Afin de pouvoir prévenir ces situations et sanctionner les comportements indésirables, il convient de mettre en place des pratiques de diversité et d’inclusion pour les personnes d’orientation sexuelle minoritaire. En 2010, une étude menée en Suisse romande avait montré que seules 39% des entreprises interrogées avaient mis en place de telles pratiques alors que, cinq ans plus tôt, la même étude menée aux Etats-Unis révélait que ces pratiques existaient dans 61% des entreprises. Le potentiel d’amélioration en matière de gestion de l’orientation sexuelle dans les entreprises suisses est donc relativement important.
(1) Parini, L. (2016), "Etre LGBT au travail: résultat d'une recherche en Suisse". Etude réalisée par l’Institut des Etudes genre de l’Université de Genève en collaboration avec la Fédération genevoise des associations lesbiennes, gay, bisexuelles et transgenres (LGBT)
Pourquoi et comment s’engager en matière de protection des personnes homosexuelles?
Il est légitime de se poser la question de la nécessité d’investir dans des programmes de diversité et d’inclusion pour une communauté qui semble peu représentée dans les entreprises. Néanmoins, certaines études suggèrent que les personnes homosexuelles pourraient représenter jusqu’à 10% de la force de travail. De ce fait, les entreprises auraient tort de sous-estimer l’importance de cette minorité simplement du fait que l’orientation sexuelle n’est pas un facteur visible.

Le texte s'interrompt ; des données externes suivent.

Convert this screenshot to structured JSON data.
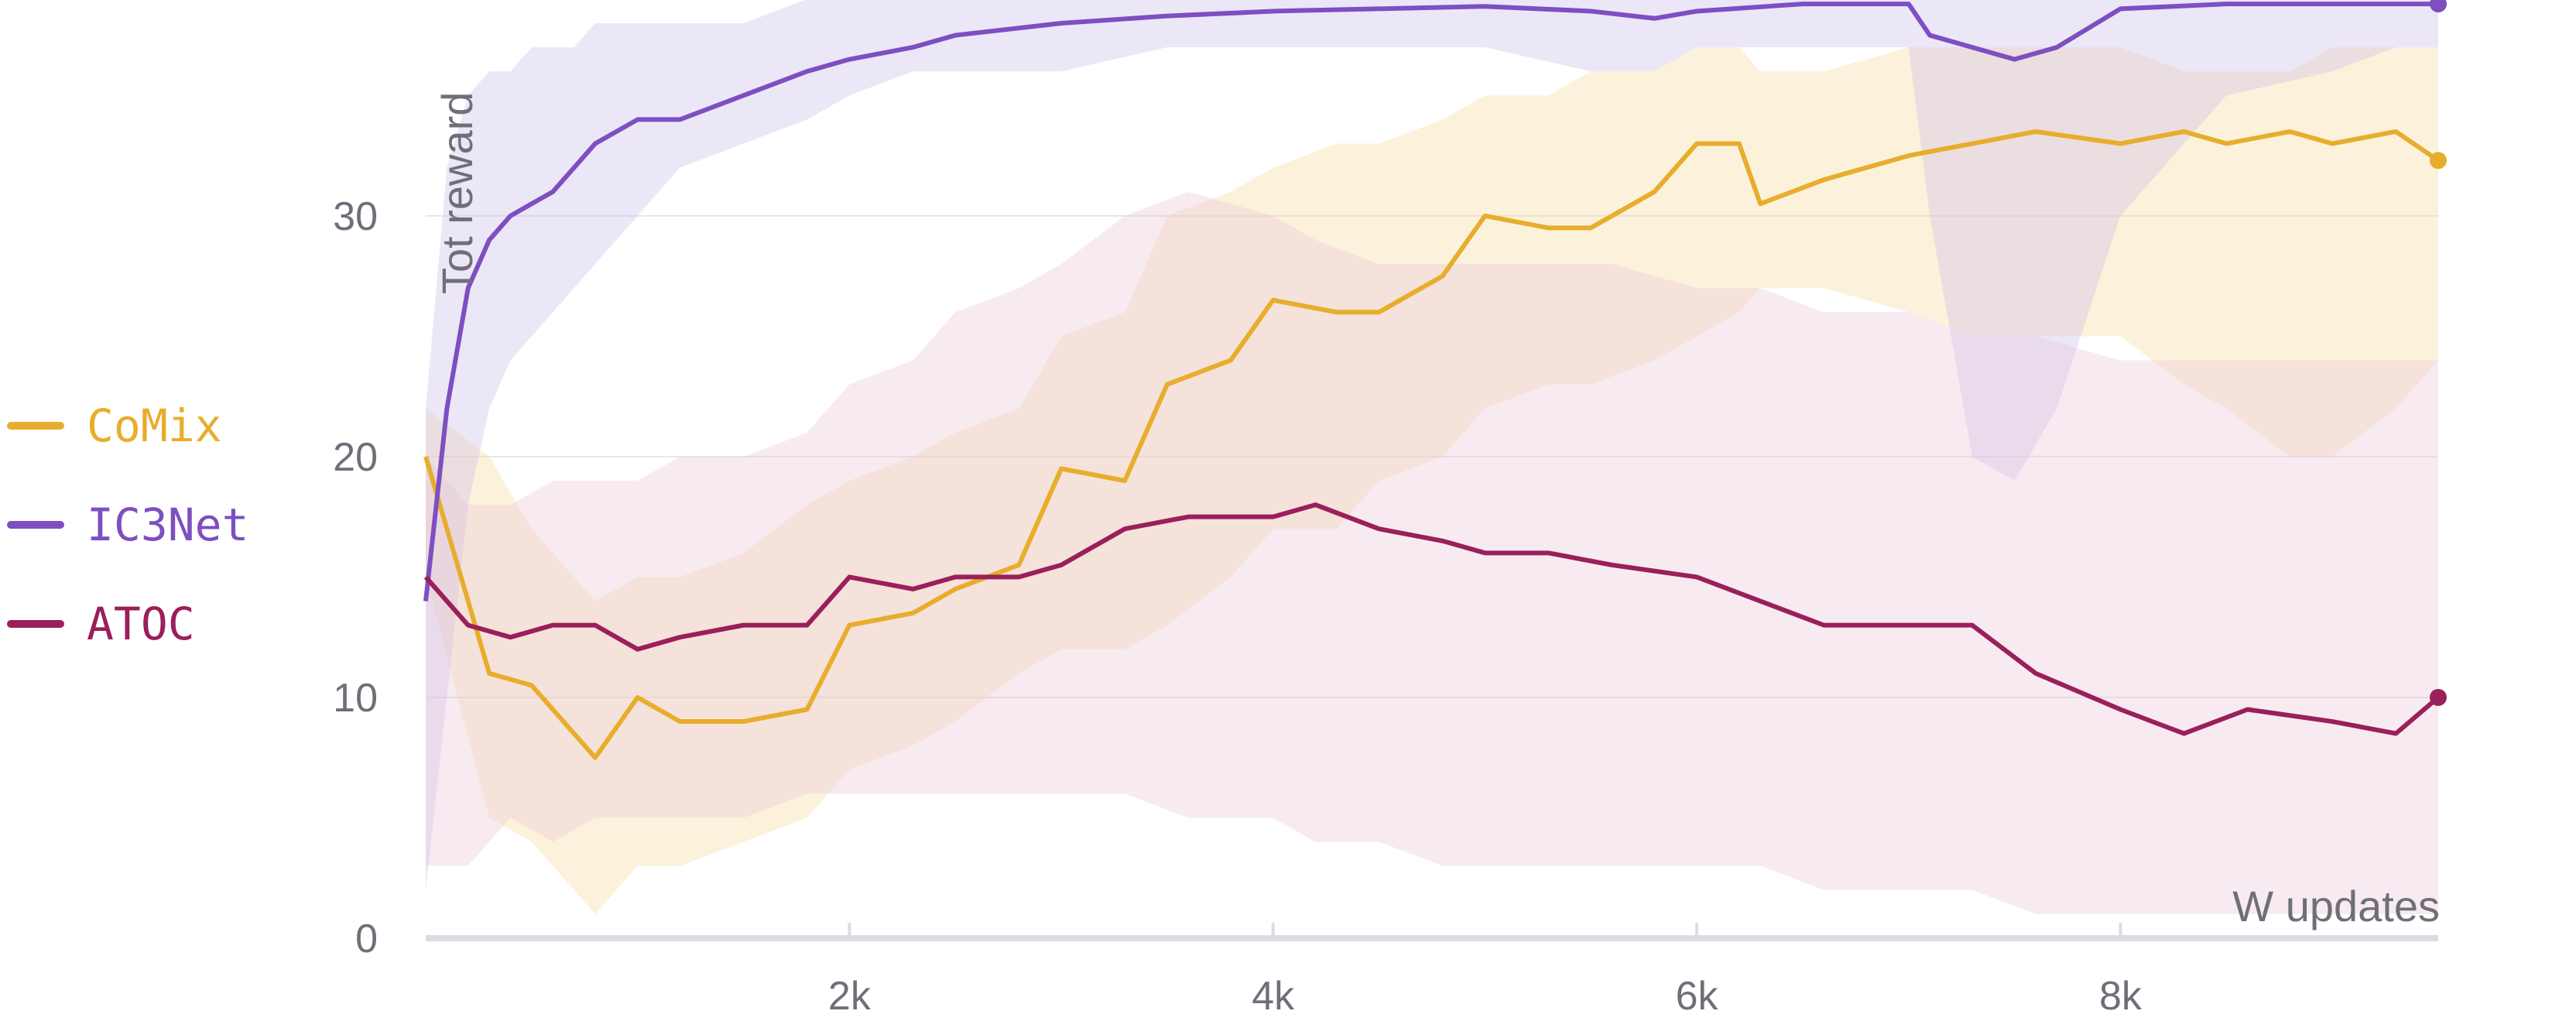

L’engagement des entreprises en matière de diversité et d’inclusion peut également être motivé par des arguments financiers. Au regard de l’orientation sexuelle, le pouvoir d’achat de la communauté gay est estimé à plus de 790 milliards de dollars au niveau mondial. De plus, 78% de ses membres seraient prêts à changer de marque pour une qui serait « LGBT friendly ». Les entreprises peuvent donc non seulement diminuer leurs coûts en s’engageant sur ce thème mais aussi augmenter leurs bénéfices.
Cet engagement doit cependant être accompagné d’actes concrets comme une modification de la mission de l’entreprise en termes de diversité, l’élaboration et l’application d’une politique claire en matière de harcèlement et de discrimination, ainsi qu’une présence active au sein de la communauté LGBT et des causes qu’elle défend. Un groupe de travail spécialisé issu des associations faitières LOS, Pink Cross et Transgender Network Switzerland se tient à disposition des employeurs et de leurs employés pour les conseiller sur les meilleures façons d’adresser les questions liées à l’orientation sexuelle et à l’identité de genre au sein des entreprises.